Re: New Public Review Issue: Proposed Update UTS #18

From: Mike (mike-list@pobox.com)
Date: Sun Sep 23 2007 - 11:06:31 CDT

Next message: Mike: "Re: New Public Review Issue: Proposed Update UTS #18"

Previous message: Philippe Verdy: "RE: New Public Review Issue: Proposed Update UTS #18"
In reply to: Philippe Verdy: "RE: New Public Review Issue: Proposed Update UTS #18"
Next in thread: Mark Davis: "Re: New Public Review Issue: Proposed Update UTS #18"
Reply: Mark Davis: "Re: New Public Review Issue: Proposed Update UTS #18"
Messages sorted by: [ date ] [ thread ] [ subject ] [ author ] [ attachment ]
Mail actions: [ respond to this message ] [ mail a new topic ]
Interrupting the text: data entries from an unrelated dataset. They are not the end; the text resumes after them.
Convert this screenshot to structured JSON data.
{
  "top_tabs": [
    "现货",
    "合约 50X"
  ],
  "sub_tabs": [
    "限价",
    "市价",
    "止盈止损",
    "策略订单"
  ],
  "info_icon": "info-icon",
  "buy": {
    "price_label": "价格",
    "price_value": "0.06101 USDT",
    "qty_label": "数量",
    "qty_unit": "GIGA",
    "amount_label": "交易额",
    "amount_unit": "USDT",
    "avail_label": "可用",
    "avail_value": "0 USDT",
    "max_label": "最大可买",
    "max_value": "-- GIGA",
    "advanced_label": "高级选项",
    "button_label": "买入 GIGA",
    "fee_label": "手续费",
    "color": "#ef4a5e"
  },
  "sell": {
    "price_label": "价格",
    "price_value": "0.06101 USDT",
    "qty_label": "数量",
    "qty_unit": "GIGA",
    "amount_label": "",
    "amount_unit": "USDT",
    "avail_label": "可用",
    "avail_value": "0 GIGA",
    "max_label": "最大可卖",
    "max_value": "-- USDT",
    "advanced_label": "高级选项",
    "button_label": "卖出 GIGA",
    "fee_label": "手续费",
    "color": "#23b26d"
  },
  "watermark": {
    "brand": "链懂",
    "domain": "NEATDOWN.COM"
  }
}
>> As far as your other comments (copied below), the issue is as to what
> [^a-z ñ \q{ch} \q{ll} \q{rr}] would mean. Here was roughly our reasoning.
>> • The meaning, without the ^, is a set of strings {"a", "b", ..., "z",
> "ñ", "ch", "ll", "rr"}.
>> • The set inversion would be the set of all other strings. So that would
> include "0", "A", ... but also "New York", and "onomotopaeic", and so on. An
> infinite set.
>
> Why do you assume such huge extension of the input universe ?
>
> The only needed thing is that the inversion set has to be universe minus the
> positive set, and that /./ has to include all possible positive sets, in
> such a way that {/[set]/, /[^set]/} is an exact partition of the universe of
> acceptable input units.

I think it is wrong to think of [^set] as being some 'universe' minus
[set]. The way I think of it is that [^set] matches anywhere [set]
does not match. As a simple example, consider the expression:

/^[\q{ch}].*/ # text must start with 'ch'

This will match the input strings "churro" or "chimichanga", but won't
match "caliente."

Now if we negate the set, we have the expression:

/^[^\q{ch}].*/ # text must not start with 'ch'

Then the matching behavior is just the opposite: "caliente" matches,
while "churro" and "chimichanga" do not. In my opinion, this is what
an end user would expect.

> You are not required to include in /./ all codepoints in the UCS, you may
> restrict /./ to include only assigned and valid characters....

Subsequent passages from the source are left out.